Por seu lado, Felipe já vendia fruta e verdura quando abriu-se o feira no Caminho Plano. Espera que a Câmara Municipal procure outro sítio o quanto antes, «porque este é o pior de todos com muita diferença. Um feira deve estar uniformizado, com dois ou três ruas centrais, retas, onde se concentre toda a oferta de postos, aqui cada um se situa por seu lado», detalha.
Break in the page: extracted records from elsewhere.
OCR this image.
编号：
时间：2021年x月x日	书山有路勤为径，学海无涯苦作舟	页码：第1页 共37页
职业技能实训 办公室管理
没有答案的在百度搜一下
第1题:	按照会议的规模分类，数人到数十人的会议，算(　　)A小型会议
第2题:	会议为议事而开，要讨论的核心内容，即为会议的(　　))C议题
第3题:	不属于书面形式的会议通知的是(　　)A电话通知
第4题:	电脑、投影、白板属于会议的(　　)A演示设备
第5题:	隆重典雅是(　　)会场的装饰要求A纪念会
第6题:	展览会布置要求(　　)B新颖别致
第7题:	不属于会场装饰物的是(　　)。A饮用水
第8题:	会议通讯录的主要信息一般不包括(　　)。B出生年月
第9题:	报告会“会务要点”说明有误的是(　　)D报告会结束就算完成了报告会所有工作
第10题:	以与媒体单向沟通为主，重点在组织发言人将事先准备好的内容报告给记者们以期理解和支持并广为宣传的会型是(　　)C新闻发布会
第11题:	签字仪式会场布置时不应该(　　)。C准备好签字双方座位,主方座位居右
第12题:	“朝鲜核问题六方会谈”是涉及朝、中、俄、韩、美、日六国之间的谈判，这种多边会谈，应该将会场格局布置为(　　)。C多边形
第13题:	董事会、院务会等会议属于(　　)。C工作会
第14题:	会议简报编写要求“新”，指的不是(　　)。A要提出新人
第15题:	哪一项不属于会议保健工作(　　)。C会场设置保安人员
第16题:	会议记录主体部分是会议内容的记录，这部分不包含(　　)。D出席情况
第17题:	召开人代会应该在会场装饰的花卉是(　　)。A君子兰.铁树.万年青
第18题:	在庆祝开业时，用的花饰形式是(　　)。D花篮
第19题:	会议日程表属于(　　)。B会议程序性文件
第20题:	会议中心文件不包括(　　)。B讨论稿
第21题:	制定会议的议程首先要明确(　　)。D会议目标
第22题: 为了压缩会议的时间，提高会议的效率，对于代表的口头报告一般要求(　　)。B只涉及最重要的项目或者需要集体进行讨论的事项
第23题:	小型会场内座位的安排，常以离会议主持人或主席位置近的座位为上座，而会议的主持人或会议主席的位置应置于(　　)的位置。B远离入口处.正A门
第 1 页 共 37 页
Além disso, «há muita distância ao centro, o lugar não reúne as condições, necessitamos um sítio mais acessível para os cidadãos e esperamos que a Câmara Municipal escolha o mais conveniente», sublinha Felipe.

Os clientes também acreditam que o mercado franco cai «um pouco/bocado a {trasmano}», como Conchi, que antes ia todas as quartas-feiras e agora «só/sozinho cada mês ou dois meses, e mira que gosto a fruta, mas não posso ir tão carregada no autocarro». Juan, por outro lado, se as {ingenia} para descer semanalmente: «Está afastado, é verdade, mas tentativa vir desde que estou pré-reformado porque {vengo} a procurar a fruta e as verduras, que som ótimas e baratas», se sincera.